And what's wrong with being busy? We have lives and RL jobs, some have families.. There are times when things go relatively smooth, but there are also times when things go to the hell in a hand basket.

Anyway, we're discussing this and other topics behind the scenes, sorry for the delay with the response.


----------



## Vgm22 (Feb 6, 2007)

See see what I mean. You answer to me and that's all we on this thread. ^^ We all are really glad that your busy keeping FA the best damned place for us furries on the web. I'm sorry about what I said, but at least it got your attention. That's all we ever want.


----------



## dave hyena (Feb 6, 2007)

I think it was probably right to lock that particular thread. Based on a PM I got, the thread would have turned very nasty and agressive indeed.

However, I reckon the locking words could have been better chosen.


----------



## DarkMeW (Feb 6, 2007)

*To all the Moderators and Admins*

I don't mean to sound like a broken record here but I've stated on several occasions, you need a clear written out policy, BEFORE you can enforce it or bring it up for discussion. The time that it would have taken to write out and post guide lines and posting rules for each forum, then lock it at the top of each forum category (or even link to forum posting guide lines) is infinitesimal to the time you have and will spend arguing the issue with everyone. 

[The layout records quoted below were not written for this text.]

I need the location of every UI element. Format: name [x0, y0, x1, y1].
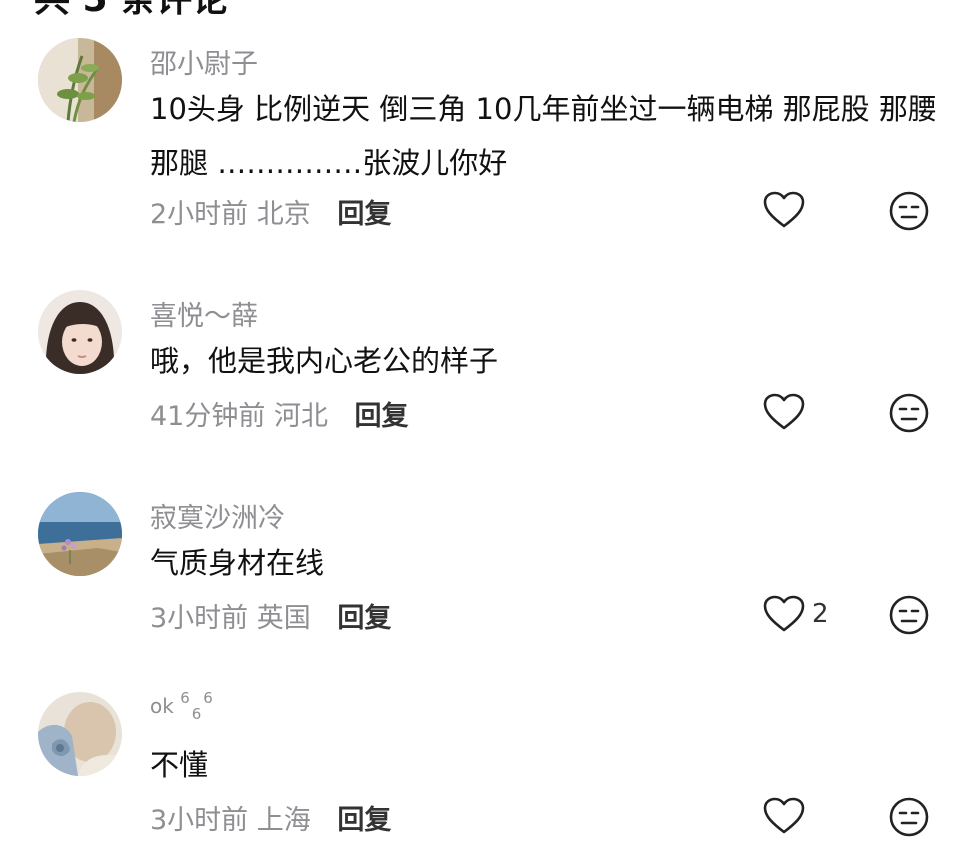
heart-outline-icon [763, 797, 805, 834]
username-superscript-2: 6 [203, 689, 213, 707]
username-subscript: 6 [191, 705, 202, 723]
neutral-face-icon [889, 393, 929, 433]
comment-text: 哦，他是我内心老公的样子 [150, 344, 499, 378]
emoji-react-button[interactable] [888, 392, 930, 438]
heart-outline-icon [763, 191, 805, 228]
neutral-face-icon [889, 595, 929, 635]
emoji-react-button[interactable] [888, 594, 930, 640]
heart-outline-icon [763, 595, 805, 632]
comment-location: 河北 [273, 401, 328, 432]
reply-button[interactable]: 回复 [337, 603, 391, 634]
emoji-react-button[interactable] [888, 190, 930, 236]
comment-meta: 41分钟前 河北 回复 [150, 394, 409, 433]
like-button[interactable] [762, 190, 806, 230]
avatar[interactable] [38, 492, 122, 576]
comment-username[interactable]: ok 666 [150, 689, 213, 723]
comment-text: 不懂 [150, 748, 209, 782]
comment-meta: 2小时前 北京 回复 [150, 192, 391, 231]
woman-selfie-avatar [38, 290, 122, 374]
like-button[interactable]: 2 [762, 594, 829, 634]
neutral-face-icon [889, 797, 929, 837]
comments-count-title: 共 5 条评论 [34, 0, 228, 22]
comment-text: 10头身 比例逆天 倒三角 10几年前坐过一辆电梯 那屁股 那腰 那腿 …………… [150, 92, 937, 180]
reply-button[interactable]: 回复 [355, 401, 409, 432]
comment-time: 3小时前 [150, 603, 249, 634]
comment-text: 气质身材在线 [150, 546, 325, 580]
plant-photo-avatar [38, 38, 122, 122]
comment-location: 北京 [256, 199, 311, 230]
comment-username[interactable]: 邵小尉子 [150, 42, 258, 81]
reply-button[interactable]: 回复 [337, 805, 391, 836]
username-main: ok [150, 694, 174, 718]
heart-outline-icon [763, 393, 805, 430]
comment-location: 英国 [256, 603, 311, 634]
emoji-react-button[interactable] [888, 796, 930, 842]
like-button[interactable] [762, 392, 806, 432]
avatar[interactable] [38, 290, 122, 374]
comment-meta: 3小时前 英国 回复 [150, 596, 391, 635]
comment-time: 2小时前 [150, 199, 249, 230]
reply-button[interactable]: 回复 [337, 199, 391, 230]
avatar[interactable] [38, 38, 122, 122]
comment-time: 41分钟前 [150, 401, 266, 432]
username-superscript: 6 [180, 689, 190, 707]
neutral-face-icon [889, 191, 929, 231]
person-photo-avatar [38, 692, 122, 776]
like-button[interactable] [762, 796, 806, 836]
comment-meta: 3小时前 上海 回复 [150, 798, 391, 837]
comment-time: 3小时前 [150, 805, 249, 836]
like-count: 2 [812, 599, 829, 629]
comment-username[interactable]: 寂寞沙洲冷 [150, 496, 285, 535]
comment-username[interactable]: 喜悦～薛 [150, 294, 258, 333]
comment-location: 上海 [256, 805, 311, 836]
avatar[interactable] [38, 692, 122, 776]
seaside-photo-avatar [38, 492, 122, 576]
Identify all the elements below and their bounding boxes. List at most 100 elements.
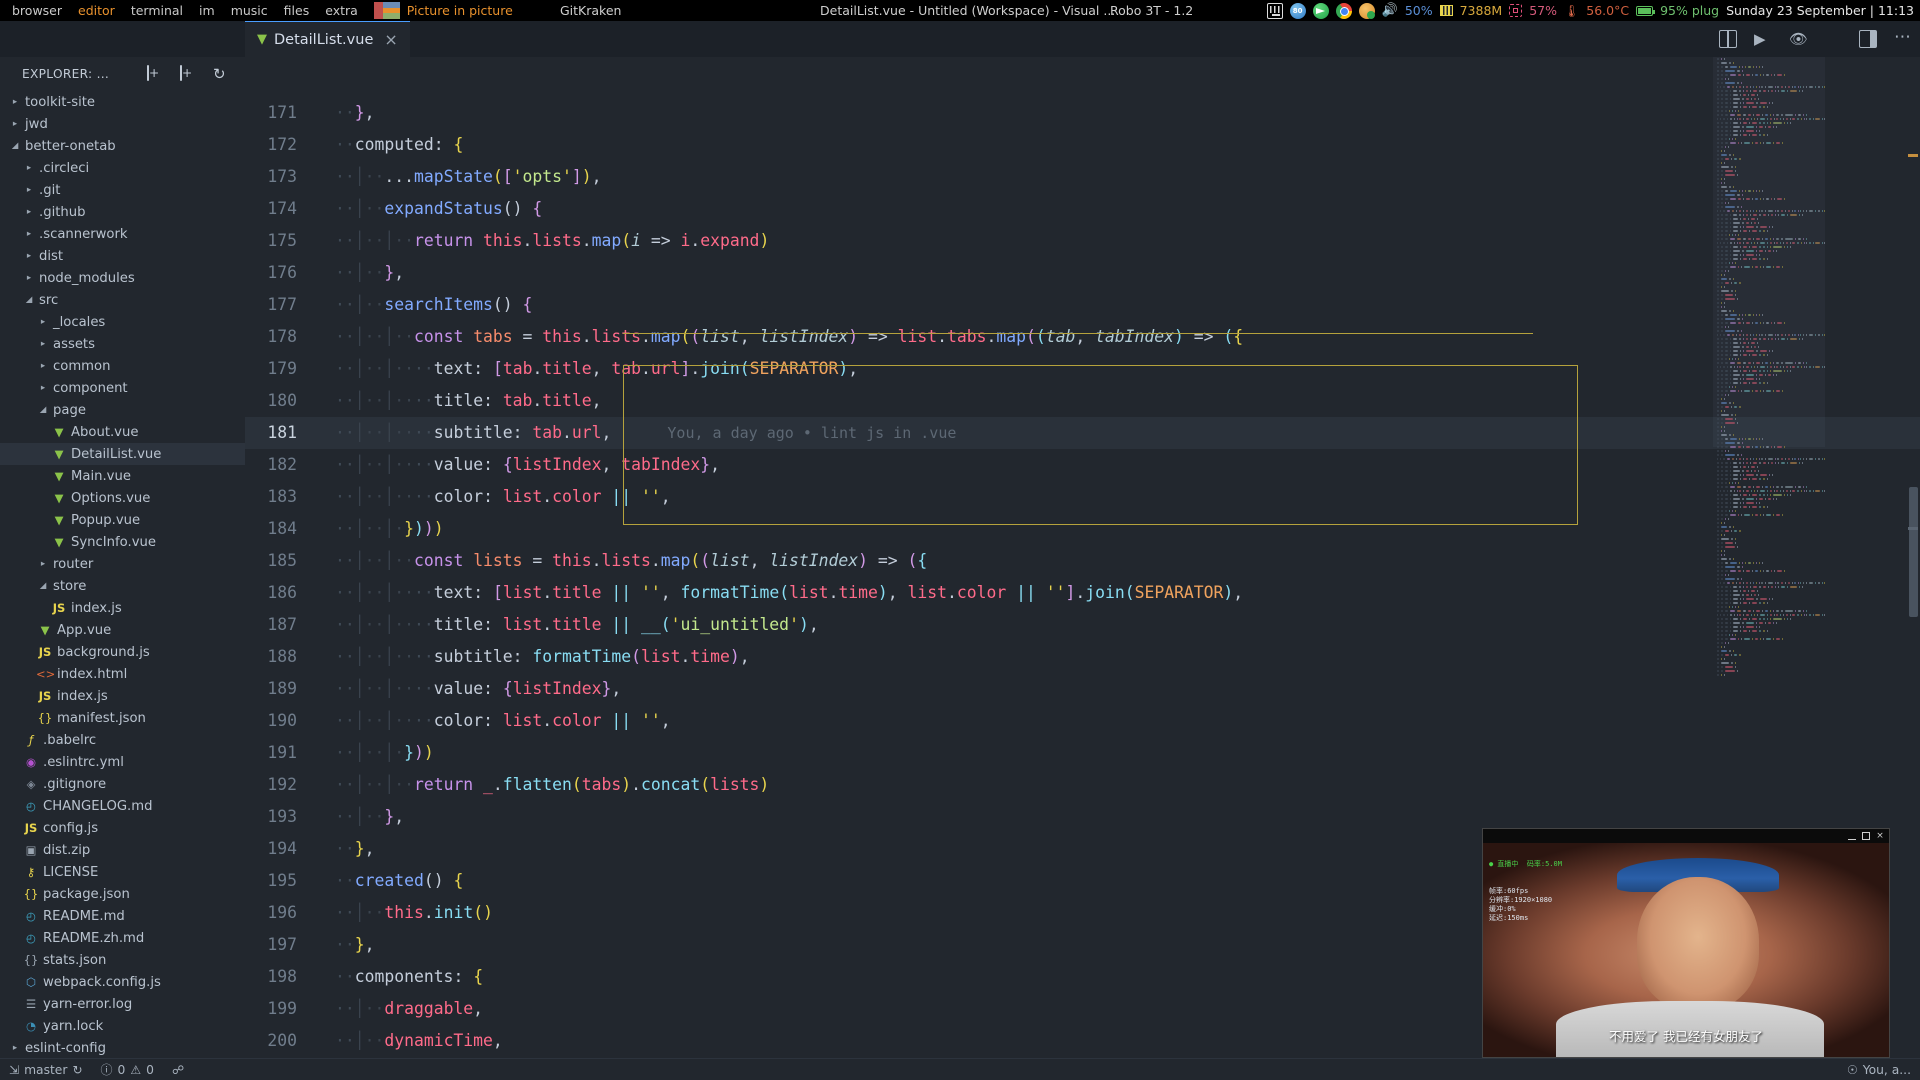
vue-devtools-icon[interactable] (1824, 30, 1842, 48)
code-line[interactable]: 180 ··│··│····title: tab.title, (245, 385, 1920, 417)
tree-file-webpack-config-js[interactable]: ⬡ webpack.config.js (0, 971, 245, 993)
status-problems[interactable]: ⓘ 0 ⚠ 0 (92, 1059, 163, 1080)
tree-file-yarn-error-log[interactable]: ☰ yarn-error.log (0, 993, 245, 1015)
tree-file-main-vue[interactable]: ▼ Main.vue (0, 465, 245, 487)
chevron-right-icon[interactable]: ▸ (36, 317, 50, 327)
app-badge-icon[interactable] (1289, 2, 1306, 19)
code-line[interactable]: 187 ··│··│····title: list.title || __('ui… (245, 609, 1920, 641)
peach-sync-icon[interactable] (1358, 2, 1375, 19)
minimize-icon[interactable] (1848, 832, 1856, 840)
tree-file-index-html[interactable]: <> index.html (0, 663, 245, 685)
tree-file-detaillist-vue[interactable]: ▼ DetailList.vue (0, 443, 245, 465)
chevron-right-icon[interactable]: ▸ (22, 207, 36, 217)
tree-file-dist-zip[interactable]: ▣ dist.zip (0, 839, 245, 861)
tree-folder-page[interactable]: ◢ page (0, 399, 245, 421)
tree-file-background-js[interactable]: JS background.js (0, 641, 245, 663)
code-line[interactable]: 191 ··│··│·})) (245, 737, 1920, 769)
maximize-icon[interactable] (1862, 832, 1870, 840)
tree-file-eslintrc-yml[interactable]: ◉ .eslintrc.yml (0, 751, 245, 773)
workspace-files[interactable]: files (276, 0, 318, 21)
editor-scrollbar[interactable] (1906, 57, 1920, 1058)
tree-file-index-js[interactable]: JS index.js (0, 597, 245, 619)
tree-folder-store[interactable]: ◢ store (0, 575, 245, 597)
toggle-panel-icon[interactable] (1859, 30, 1877, 48)
tree-file-babelrc[interactable]: ƒ .babelrc (0, 729, 245, 751)
telegram-icon[interactable] (1312, 2, 1329, 19)
chrome-icon[interactable] (1335, 2, 1352, 19)
code-line[interactable]: 184 ··│··│·}))) (245, 513, 1920, 545)
tree-folder-src[interactable]: ◢ src (0, 289, 245, 311)
chevron-right-icon[interactable]: ▸ (22, 185, 36, 195)
tree-file-options-vue[interactable]: ▼ Options.vue (0, 487, 245, 509)
code-line[interactable]: 186 ··│··│····text: [list.title || '', fo… (245, 577, 1920, 609)
app-title-gitkraken[interactable]: GitKraken (560, 3, 621, 18)
clock[interactable]: Sunday 23 September | 11:13 (1726, 3, 1914, 18)
new-file-icon[interactable]: + (147, 65, 163, 82)
code-line[interactable]: 175 ··│··│··return this.lists.map(i => i.… (245, 225, 1920, 257)
workspace-switcher[interactable]: browser editor terminal im music files e… (0, 0, 513, 21)
close-icon[interactable]: × (384, 31, 397, 47)
chevron-down-icon[interactable]: ◢ (36, 405, 50, 415)
tree-folder-common[interactable]: ▸ common (0, 355, 245, 377)
code-line[interactable]: 189 ··│··│····value: {listIndex}, (245, 673, 1920, 705)
status-blame[interactable]: ☉ You, a... (1838, 1059, 1920, 1080)
split-editor-icon[interactable] (1719, 30, 1737, 48)
code-line[interactable]: 177 ··│··searchItems() { (245, 289, 1920, 321)
tree-folder-scannerwork[interactable]: ▸ .scannerwork (0, 223, 245, 245)
workspace-browser[interactable]: browser (4, 0, 70, 21)
chevron-right-icon[interactable]: ▸ (36, 339, 50, 349)
tree-folder-locales[interactable]: ▸ _locales (0, 311, 245, 333)
tree-folder-dist[interactable]: ▸ dist (0, 245, 245, 267)
run-play-icon[interactable]: ▶ (1754, 30, 1772, 48)
minimap-slider[interactable] (1713, 57, 1825, 447)
chevron-down-icon[interactable]: ◢ (36, 581, 50, 591)
tree-file-readme-md[interactable]: ◴ README.md (0, 905, 245, 927)
pip-titlebar[interactable]: × (1483, 829, 1889, 843)
tree-folder-git[interactable]: ▸ .git (0, 179, 245, 201)
tree-folder-node-modules[interactable]: ▸ node_modules (0, 267, 245, 289)
tree-folder-assets[interactable]: ▸ assets (0, 333, 245, 355)
workspace-terminal[interactable]: terminal (123, 0, 191, 21)
tree-file-gitignore[interactable]: ◈ .gitignore (0, 773, 245, 795)
status-branch[interactable]: ⇲ master ↻ (0, 1059, 92, 1080)
chevron-down-icon[interactable]: ◢ (22, 295, 36, 305)
tree-file-syncinfo-vue[interactable]: ▼ SyncInfo.vue (0, 531, 245, 553)
workspace-music[interactable]: music (223, 0, 276, 21)
tree-folder-better-onetab[interactable]: ◢ better-onetab (0, 135, 245, 157)
tree-folder-router[interactable]: ▸ router (0, 553, 245, 575)
tree-folder-eslint-config[interactable]: ▸ eslint-config (0, 1037, 245, 1058)
code-line[interactable]: 179 ··│··│····text: [tab.title, tab.url].… (245, 353, 1920, 385)
chevron-right-icon[interactable]: ▸ (8, 119, 22, 129)
tab-detaillist-vue[interactable]: ▼ DetailList.vue × (245, 21, 410, 57)
code-line[interactable]: 188 ··│··│····subtitle: formatTime(list.t… (245, 641, 1920, 673)
code-line[interactable]: 178 ··│··│··const tabs = this.lists.map((… (245, 321, 1920, 353)
code-line[interactable]: 190 ··│··│····color: list.color || '', (245, 705, 1920, 737)
chevron-right-icon[interactable]: ▸ (22, 251, 36, 261)
code-line[interactable]: 185 ··│··│··const lists = this.lists.map(… (245, 545, 1920, 577)
workspace-editor[interactable]: editor (70, 0, 123, 21)
new-folder-icon[interactable]: + (180, 65, 196, 82)
code-line[interactable]: 172 ··computed: { (245, 129, 1920, 161)
tree-file-package-json[interactable]: {} package.json (0, 883, 245, 905)
workspace-extra[interactable]: extra (317, 0, 366, 21)
tree-file-yarn-lock[interactable]: ◔ yarn.lock (0, 1015, 245, 1037)
tree-file-popup-vue[interactable]: ▼ Popup.vue (0, 509, 245, 531)
code-line[interactable]: 182 ··│··│····value: {listIndex, tabIndex… (245, 449, 1920, 481)
tree-file-changelog-md[interactable]: ◴ CHANGELOG.md (0, 795, 245, 817)
chevron-down-icon[interactable]: ◢ (8, 141, 22, 151)
chevron-right-icon[interactable]: ▸ (36, 383, 50, 393)
app-title-robo3t[interactable]: Robo 3T - 1.2 (1110, 3, 1193, 18)
picture-in-picture-window[interactable]: × ● 直播中 码率:5.0M 帧率:60fps 分辨率:1920×1080 缓… (1482, 828, 1890, 1058)
tree-file-app-vue[interactable]: ▼ App.vue (0, 619, 245, 641)
tree-file-index-js[interactable]: JS index.js (0, 685, 245, 707)
tree-folder-circleci[interactable]: ▸ .circleci (0, 157, 245, 179)
chevron-right-icon[interactable]: ▸ (36, 361, 50, 371)
workspace-im[interactable]: im (191, 0, 223, 21)
code-line[interactable]: 192 ··│··│··return _.flatten(tabs).concat… (245, 769, 1920, 801)
tree-file-config-js[interactable]: JS config.js (0, 817, 245, 839)
active-window-title[interactable]: DetailList.vue - Untitled (Workspace) - … (820, 3, 1115, 18)
more-actions-icon[interactable]: ⋯ (1894, 29, 1912, 48)
keyboard-icon[interactable] (1266, 2, 1283, 19)
tree-folder-toolkit-site[interactable]: ▸ toolkit-site (0, 91, 245, 113)
chevron-right-icon[interactable]: ▸ (8, 97, 22, 107)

You can create a discussion thread on possible changes in the suggestion box and leave a link to it in the guide lines. It would save so much time a drama.


----------



## Sylvine (Mar 16, 2007)

blueroo said:
			
		

> Admins will be replying to this thread. We're still trying to deal with the aftermath of the DDoS. Keep your panties on.



Don't know about the others, but I'm still waiting. 
Kind of a principle thing. 

~Sylv


----------



## Wolfblade (Mar 16, 2007)

DarkMeW said:
			
		

> *To all the Moderators and Admins*



This is something that many people have said for a long time. They just updated the ToS and Submission Agreement. More revamped public policies may also be on the way, but that sort of thing isn't something to rush out. As was said at the start of this thread, they have to choose their words carefully. Even if an action they want to do is thoroughly justified, if they present their reasons or motivations poorly, there will be backlash and criticism and other such fun little headaches to deal with.

The waiting is sometimes annoying, but I'd rather see a well-thought out Admin answer than a quick one that gets needlessly twisted against them and turned into a whole new piece of drama.


----------



## Arshes Nei (Mar 16, 2007)

Sylvine said:
			
		

> blueroo said:
> 
> 
> 
> ...



"Submission deletion systems will be back online in a few days" *stated sometime in December* :lol:


----------